イラスト=ソン・ミンギュン

不動産好況期に信託会社の主要収益源だった責任竣工型(責竣型)土地信託が、景気低迷の中で財務負担として跳ね返っている。工事の遅延と施工会社の資金難が重なり、信託会社が抱え込む費用が増え、大規模な引当金積み増しと損失認識につながった。一部の信託会社は信用格付けの引き下げに続き希望退職まで断行し、業界全体の危機感が高まっている。

9日不動産信託業界によると、コリア信託は最近、創業以来初めて希望退職を実施した。先月26日まで一部の正規職の役職員を対象に申請を受け付け、10日前後に対象者の退職手続きを終える予定だ。対象者は一桁台とされる。

業界では、責竣型土地信託に関連する損失でコリア信託の財務負担が増した影響が小さくないとみている。コリア信託は昨年約843億ウォンの当期純損失を計上した。1年前より損失規模が651億ウォン増えた。負債比率も195.8%まで高まった。

コリア信託だけの問題ではない。
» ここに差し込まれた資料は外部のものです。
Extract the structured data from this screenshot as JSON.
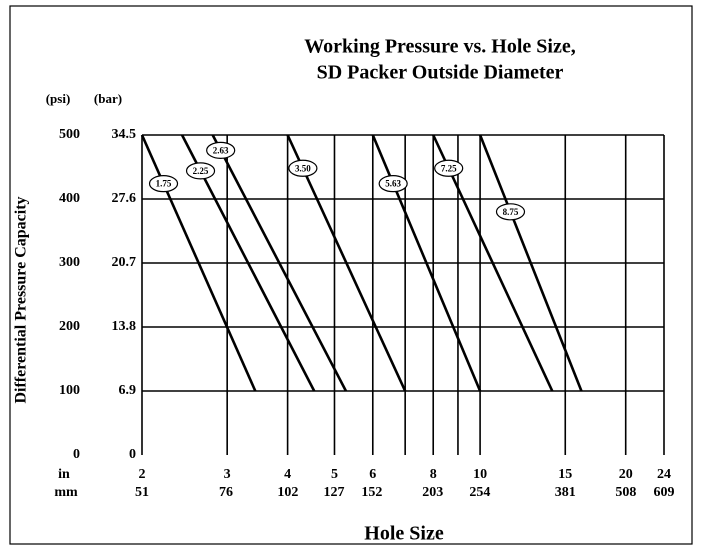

大手信託会社である韓国資産信託の昨年の営業利益は90億ウォンで、前年の231億ウォンより61.1%減った。ウリィ金融グループ系のウリィ資産信託も昨年2206億ウォンの当期純損失を記録した。責竣型の事業所で損失認識が増え、引当金の積み増し負担が大きくなった影響だ。この過程でウリィ資産信託の自己資本も1年で半分近く減った。

信用度の悪化も続いている。コリア信託は4月、NICE信用評価情報とKorea Ratingsから信用格付け見通しが「BBB 安定的」から「BBB 否定的」に引き下げられた。NICE信用評価情報はウリィ資産信託と韓国資産信託の企業信用格付けをそれぞれ「A 否定的」から「A- 安定的」に引き下げた。

他の信託会社も状況は似ている。Korea Ratingsはハナ資産信託の信用格付けを「A+ 否定的」から「A 安定的」に引き下げた。韓国信用評価はキョボ資産信託の企業手形(CP)信用格付けを「A2-」から「A3+」に引き下げた。韓国投資不動産信託の格付け見通しも「BBB+ 否定的」でモニタリングしている。業界では、不動産プロジェクトファイナンス(PF)の不確実性が大きい状況で、A-格が機関投資の需要を分ける主要な基準線として作用し得るとみる。

責竣型土地信託は、信託会社が施工会社の責任竣工義務を補強する構造だ。不動産市況が良いときは手数料収益を上げられる事業とされた。しかし市場が反転し工事費が上がるにつれ負担が増した。一部の事業所で工事が遅延したり施工会社の資金難が発生すると、信託会社が追加資金を投入しなければならない事例が増えた。

この資金は財務諸表上、信託勘定貸付金として積み上がる。信託勘定貸付金が増えること自体は常に否定的とはいえない。ただし、今のように分譲市場が萎縮し事業所の回収が遅延する状況では、信託会社の健全性を圧迫する要因となる。

韓国信用評価の不動産信託業界レポートによると、業界全体の信託勘定貸付金残高は昨年末に9兆ウォンとなった。1年前より約16.5%増加した。同期間に貸倒引当金は1兆0196億ウォンから2兆6059億ウォンに増えた。土地信託報酬は4724億ウォンで27%減った。平均負債比率も62.8%から102.8%へ高まった。

信託業界の関係者は「事業が活発なときは信託勘定貸付金の増加自体を悪く見ることはできないが、今は引当金負担が大きくなり営業利益は減る中で残高が増えている点が問題だ」と述べ、「14社の信託会社のうち半数の負債比率が100%を超え、追加のリストラの可能性を懸念する声も出ている」と語った。